Es que la existencia de un temprano sinfonista ruso comparable a los famosos músicos europeos era una golosina para la máquina de propaganda soviética, y el prudente análisis de la obra fue pasado por alto.
La sinfonía fue rápidamente grabada por la mejor orquesta soviética (la Filarmónica de Leningrado) para el sello Melodiya y celebrada en los círculos musicales... No obstante, la verdad afloró a finales de los años 50 del siglo pasado.
Goldstein admitió su autoría, fue acusado públicamente de mentiroso y traidor, y todas las referencias a la sinfonía o a su presunto autor fueron eliminadas de las publicaciones oficiales. Tiempo después
Goldstein decidió partir al exilio, finalizando sus días en el puerto alemán de Hamburgo. Allí tuvo tiempo para desarrollar una carrera pedagógica que le mereció, al fin, laureles y reconocimiento.
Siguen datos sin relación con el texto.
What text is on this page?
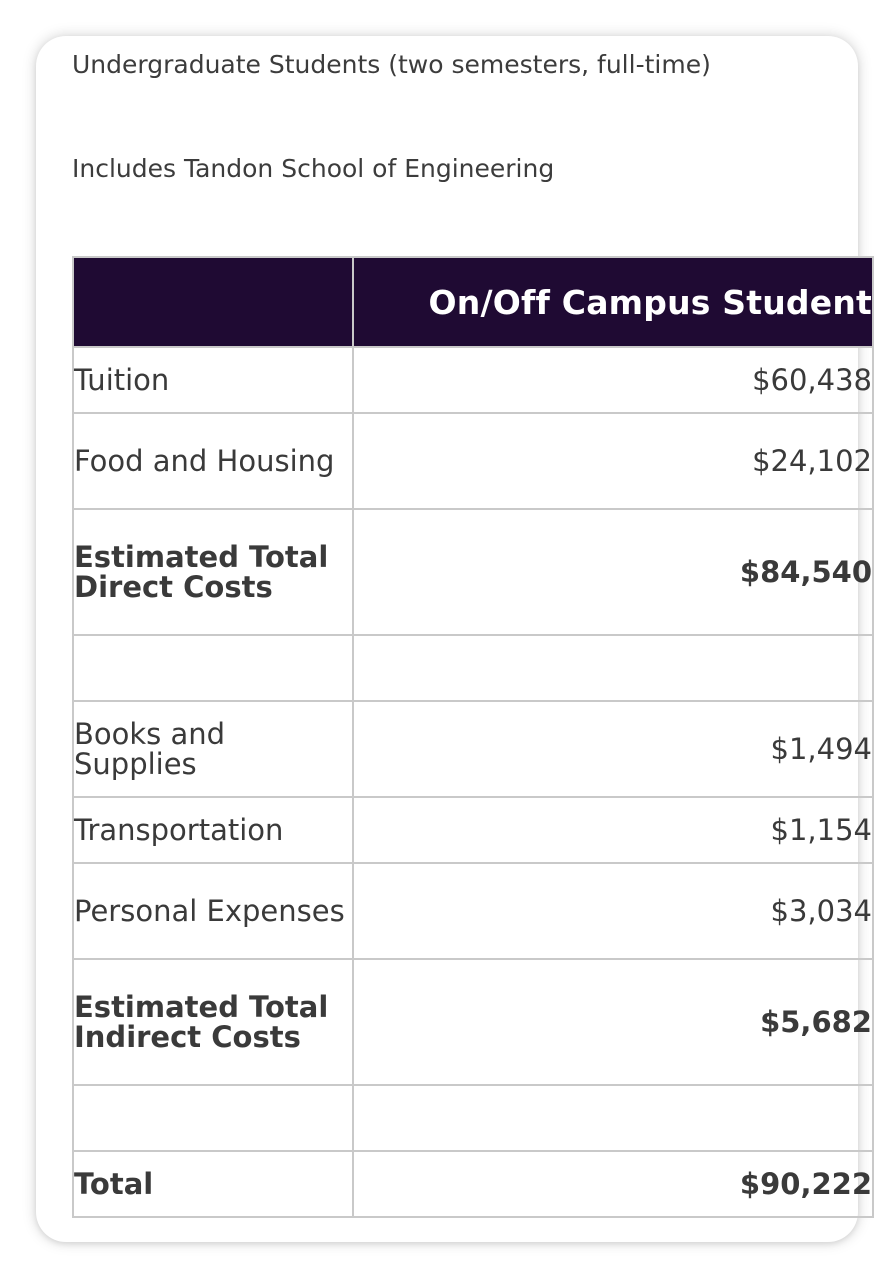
Undergraduate Students (two semesters, full-time)
Includes Tandon School of Engineering
	On/Off Campus Student
Tuition	$60,438
Food and Housing	$24,102
Estimated Total Direct Costs	$84,540

Books and Supplies	$1,494
Transportation	$1,154
Personal Expenses	$3,034
Estimated Total Indirect Costs	$5,682

Total	$90,222
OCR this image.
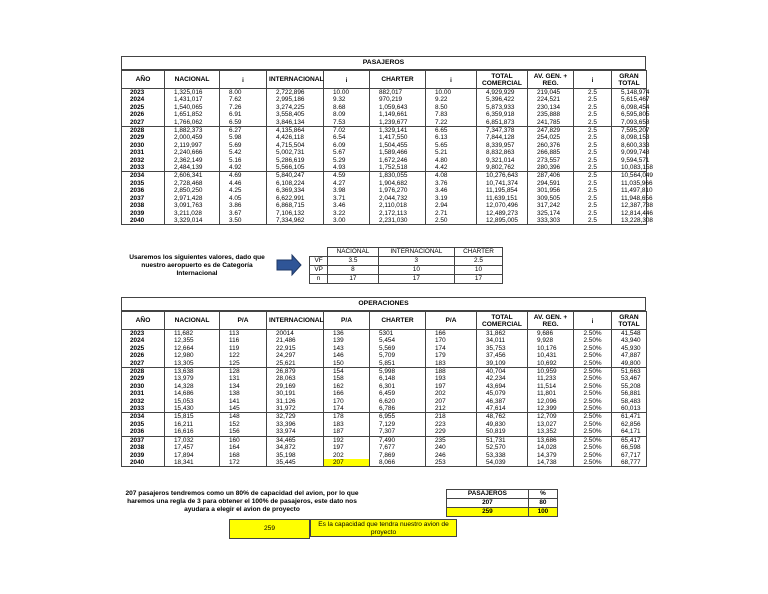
PASAJEROS
AÑO	NACIONAL	¡	INTERNACIONAL	¡	CHARTER	¡	TOTAL COMERCIAL	AV. GEN. + REG.	¡	GRAN TOTAL
2023	1,325,016	8.00	2,722,896	10.00	882,017	10.00	4,929,929	219,045	2.5	5,148,974
2024	1,431,017	7.62	2,995,186	9.32	970,219	9.22	5,396,422	224,521	2.5	5,615,467
2025	1,540,065	7.26	3,274,225	8.68	1,059,643	8.50	5,873,933	230,134	2.5	6,098,454
2026	1,651,852	6.91	3,558,405	8.09	1,149,661	7.83	6,359,918	235,888	2.5	6,595,805
2027	1,766,062	6.59	3,846,134	7.53	1,239,677	7.22	6,851,873	241,785	2.5	7,093,658
2028	1,882,373	6.27	4,135,864	7.02	1,329,141	6.65	7,347,378	247,829	2.5	7,595,207
2029	2,000,459	5.98	4,426,118	6.54	1,417,550	6.13	7,844,128	254,025	2.5	8,098,153
2030	2,119,997	5.69	4,715,504	6.09	1,504,455	5.65	8,339,957	260,376	2.5	8,600,333
2031	2,240,666	5.42	5,002,731	5.67	1,589,466	5.21	8,832,863	266,885	2.5	9,099,748
2032	2,362,149	5.16	5,286,619	5.29	1,672,246	4.80	9,321,014	273,557	2.5	9,594,571
2033	2,484,139	4.92	5,566,105	4.93	1,752,518	4.42	9,802,762	280,396	2.5	10,083,158
2034	2,606,341	4.69	5,840,247	4.59	1,830,055	4.08	10,276,643	287,406	2.5	10,564,049
2035	2,728,468	4.46	6,108,224	4.27	1,904,682	3.76	10,741,374	294,591	2.5	11,035,966
2036	2,850,250	4.25	6,369,334	3.98	1,976,270	3.46	11,195,854	301,956	2.5	11,497,810
2037	2,971,428	4.05	6,622,991	3.71	2,044,732	3.19	11,639,151	309,505	2.5	11,948,656
2038	3,091,763	3.86	6,868,715	3.46	2,110,018	2.94	12,070,496	317,242	2.5	12,387,738
2039	3,211,028	3.67	7,106,132	3.22	2,172,113	2.71	12,489,273	325,174	2.5	12,814,446
2040	3,329,014	3.50	7,334,962	3.00	2,231,030	2.50	12,895,005	333,303	2.5	13,228,308
Usaremos los siguientes valores, dado que nuestro aeropuerto es de Categoría Internacional
	NACIONAL	INTERNACIONAL	CHARTER
VF	3.5	3	2.5
VP	8	10	10
n	17	17	17
OPERACIONES
AÑO	NACIONAL	P/A	INTERNACIONAL	P/A	CHARTER	P/A	TOTAL COMERCIAL	AV. GEN. + REG.	¡	GRAN TOTAL
2023	11,682	113	20014	136	5301	166	31,862	9,686	2.50%	41,548
2024	12,355	116	21,486	139	5,454	170	34,011	9,928	2.50%	43,940
2025	12,664	119	22,915	143	5,569	174	35,753	10,176	2.50%	45,930
2026	12,980	122	24,297	146	5,709	179	37,456	10,431	2.50%	47,887
2027	13,305	125	25,621	150	5,851	183	39,109	10,692	2.50%	49,800
2028	13,638	128	26,879	154	5,998	188	40,704	10,959	2.50%	51,663
2029	13,979	131	28,063	158	6,148	193	42,234	11,233	2.50%	53,467
2030	14,328	134	29,169	162	6,301	197	43,694	11,514	2.50%	55,208
2031	14,686	138	30,191	166	6,459	202	45,079	11,801	2.50%	56,881
2032	15,053	141	31,126	170	6,620	207	46,387	12,096	2.50%	58,483
2033	15,430	145	31,972	174	6,786	212	47,614	12,399	2.50%	60,013
2034	15,815	148	32,729	178	6,955	218	48,762	12,709	2.50%	61,471
2035	16,211	152	33,396	183	7,129	223	49,830	13,027	2.50%	62,856
2036	16,616	156	33,974	187	7,307	229	50,819	13,352	2.50%	64,171
2037	17,032	160	34,465	192	7,490	235	51,731	13,686	2.50%	65,417
2038	17,457	164	34,872	197	7,677	240	52,570	14,028	2.50%	66,598
2039	17,894	168	35,198	202	7,869	246	53,338	14,379	2.50%	67,717
2040	18,341	172	35,445	207	8,066	253	54,039	14,738	2.50%	68,777
207 pasajeros tendremos como un 80% de capacidad del avion, por lo que haremos una regla de 3 para obtener el 100% de pasajeros, este dato nos ayudara a elegir el avion de proyecto
259
Es la capacidad que tendra nuestro avion de proyecto
PASAJEROS	%
207	80
259	100
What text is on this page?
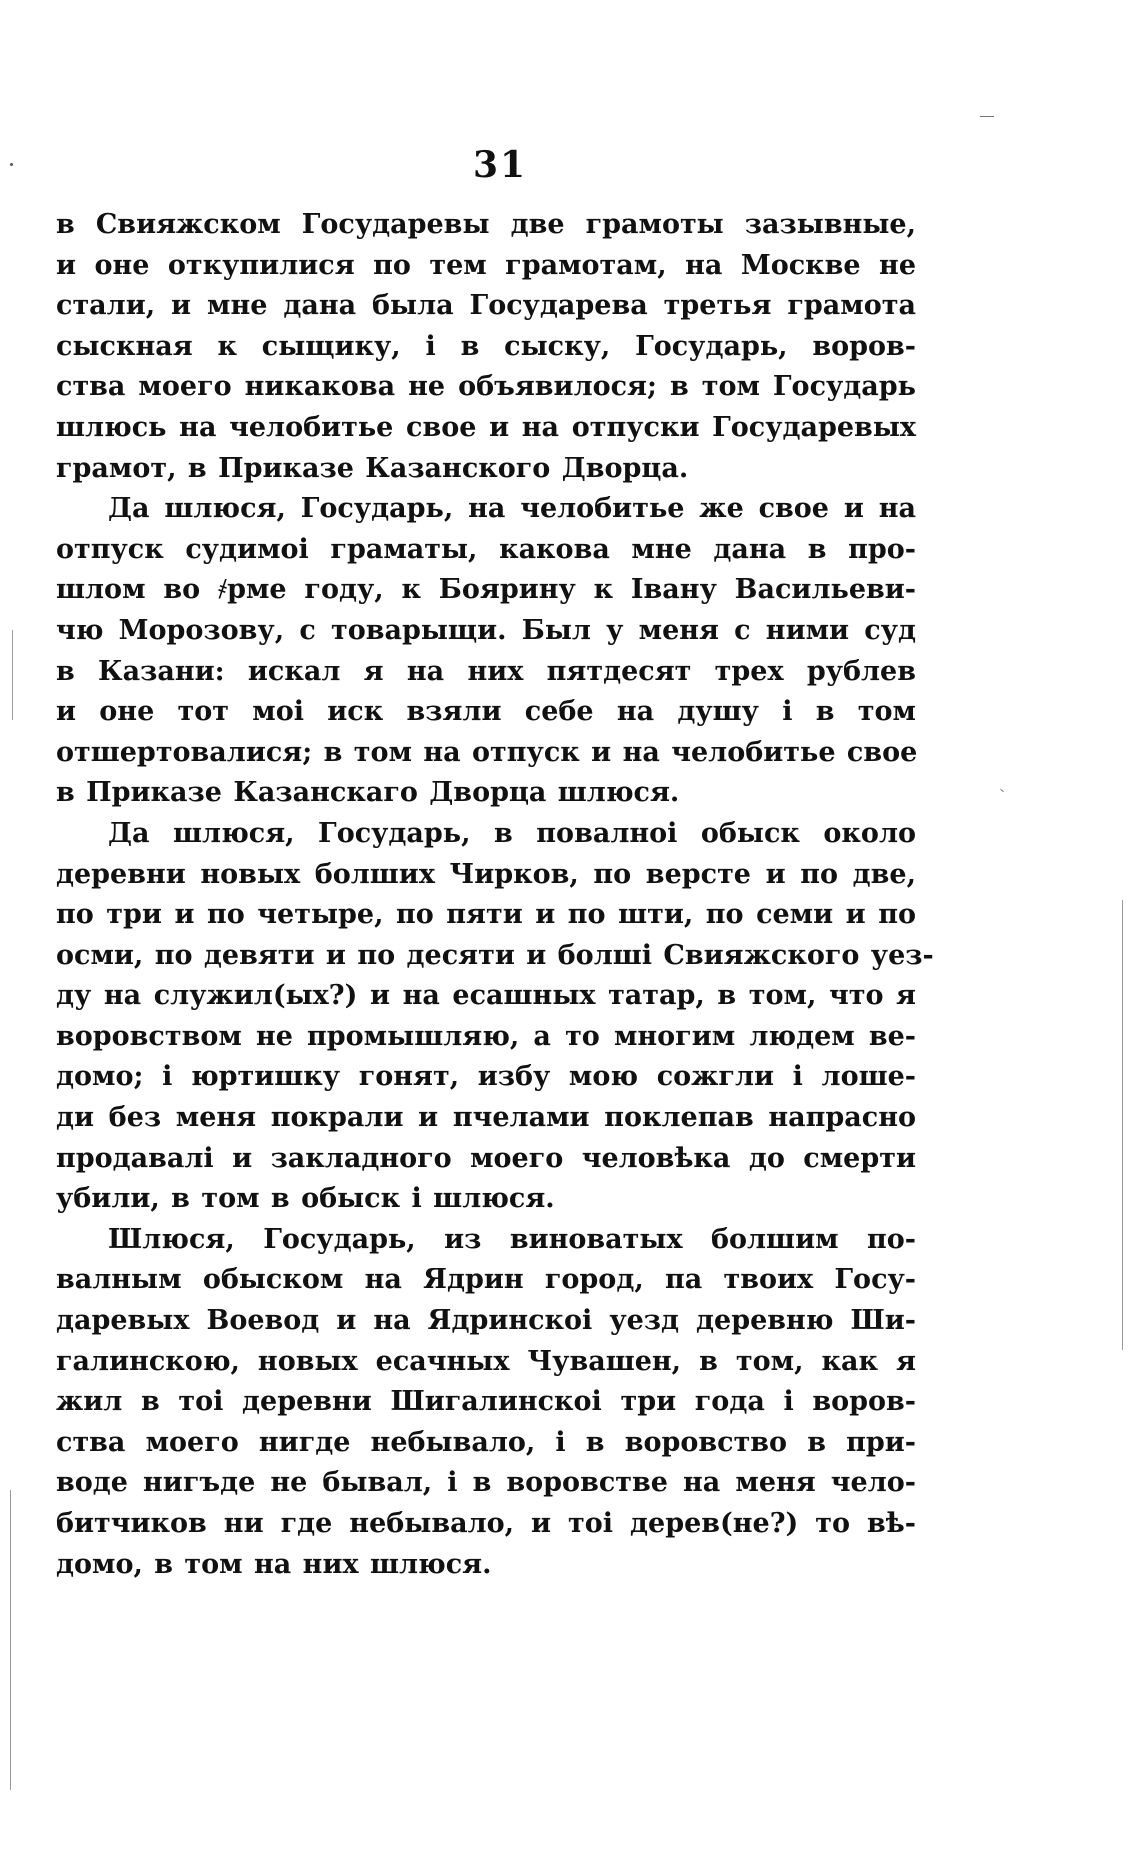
31
в Свияжском Государевы две грамоты зазывные,
и оне откупилися по тем грамотам, на Москве не
стали, и мне дана была Государева третья грамота
сыскная к сыщику, і в сыску, Государь, воров-
ства моего никакова не объявилося; в том Государь
шлюсь на челобитье свое и на отпуски Государевых
грамот, в Приказе Казанского Дворца.
Да шлюся, Государь, на челобитье же свое и на
отпуск судимоі граматы, какова мне дана в про-
шлом во ҂рме году, к Боярину к Івану Васильеви-
чю Морозову, с товарыщи. Был у меня с ними суд
в Казани: искал я на них пятдесят трех рублев
и оне тот моі иск взяли себе на душу і в том
отшертовалися; в том на отпуск и на челобитье свое
в Приказе Казанскаго Дворца шлюся.
Да шлюся, Государь, в повалноі обыск около
деревни новых болших Чирков, по версте и по две,
по три и по четыре, по пяти и по шти, по семи и по
осми, по девяти и по десяти и болші Свияжского уез-
ду на служил(ых?) и на есашных татар, в том, что я
воровством не промышляю, а то многим людем ве-
домо; і юртишку гонят, избу мою сожгли і лоше-
ди без меня покрали и пчелами поклепав напрасно
продавалі и закладного моего человѣка до смерти
убили, в том в обыск і шлюся.
Шлюся, Государь, из виноватых болшим по-
валным обыском на Ядрин город, па твоих Госу-
даревых Воевод и на Ядринскоі уезд деревню Ши-
галинскою, новых есачных Чувашен, в том, как я
жил в тоі деревни Шигалинскоі три года і воров-
ства моего нигде небывало, і в воровство в при-
воде нигъде не бывал, і в воровстве на меня чело-
битчиков ни где небывало, и тоі дерев(не?) то вѣ-
домо, в том на них шлюся.
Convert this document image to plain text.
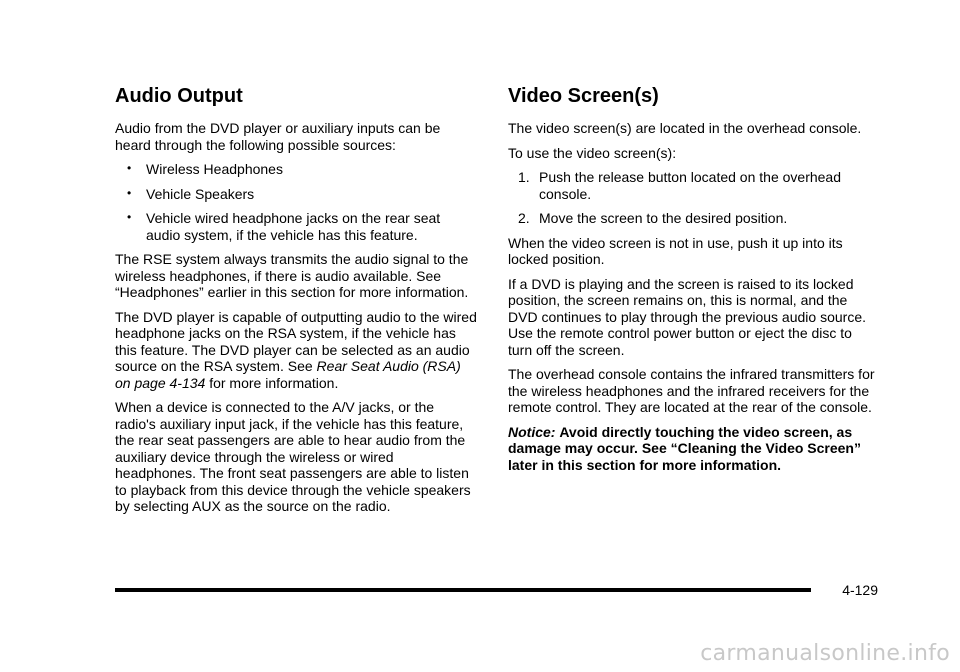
Audio Output

Audio from the DVD player or auxiliary inputs can be heard through the following possible sources:

• Wireless Headphones
• Vehicle Speakers
• Vehicle wired headphone jacks on the rear seat audio system, if the vehicle has this feature.

The RSE system always transmits the audio signal to the wireless headphones, if there is audio available. See “Headphones” earlier in this section for more information.

The DVD player is capable of outputting audio to the wired headphone jacks on the RSA system, if the vehicle has this feature. The DVD player can be selected as an audio source on the RSA system. See Rear Seat Audio (RSA) on page 4‑134 for more information.

When a device is connected to the A/V jacks, or the radio's auxiliary input jack, if the vehicle has this feature, the rear seat passengers are able to hear audio from the auxiliary device through the wireless or wired headphones. The front seat passengers are able to listen to playback from this device through the vehicle speakers by selecting AUX as the source on the radio.

Video Screen(s)

The video screen(s) are located in the overhead console.

To use the video screen(s):

1. Push the release button located on the overhead console.
2. Move the screen to the desired position.

When the video screen is not in use, push it up into its locked position.

If a DVD is playing and the screen is raised to its locked position, the screen remains on, this is normal, and the DVD continues to play through the previous audio source. Use the remote control power button or eject the disc to turn off the screen.

The overhead console contains the infrared transmitters for the wireless headphones and the infrared receivers for the remote control. They are located at the rear of the console.

Notice: Avoid directly touching the video screen, as damage may occur. See “Cleaning the Video Screen” later in this section for more information.

4-129
carmanualsonline.info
Gozoso fin de un hombre inquieto.
Mucho tiempo antes de estas complicaciones hubo otro compositor en quien culminó la aproximación de las dos vertientes musicales (nacionalista vs. de orientación europea) que habían dividido a la música rusa. Aleksandr Konstantínovich Glazunov (* San Petersburgo, 1865 — † París, Francia, 1936) fue pupilo de Balákirev y Rimsky-Korsakov, adscrito por tanto a la corriente nacionalista, pero años más tarde pasó al “bando opuesto” como profesor del Conservatorio de San Petersburgo. El talento descollante de Glazunov le permitió un dominio virtuoso de la paleta instrumental.
Autor de ocho sinfonías (dejó inconclusa una Novena),
combinó la musicalidad “objetiva” y sereno aliento épico de Borodín con el lirismo de Chaikovsky, además del
colorido tímbrico de su mentor Rimsky. La
Cuarta Sinfonía, en Mi bemol es una obra madura, nacida casi en el último lustro del siglo XIX y en el período creativo más fértil de su autor. Diseñada en sólo tres movimientos
(I. Andante. Allegro moderato — II. Scherzo. Allegro vivace — III. Andante. Allegro), la coherencia de su discurso avanza en esas “interminables melodías” que mi amigo
leiter apunta como característica rusa. ¡Que disfruten este banquete ruso!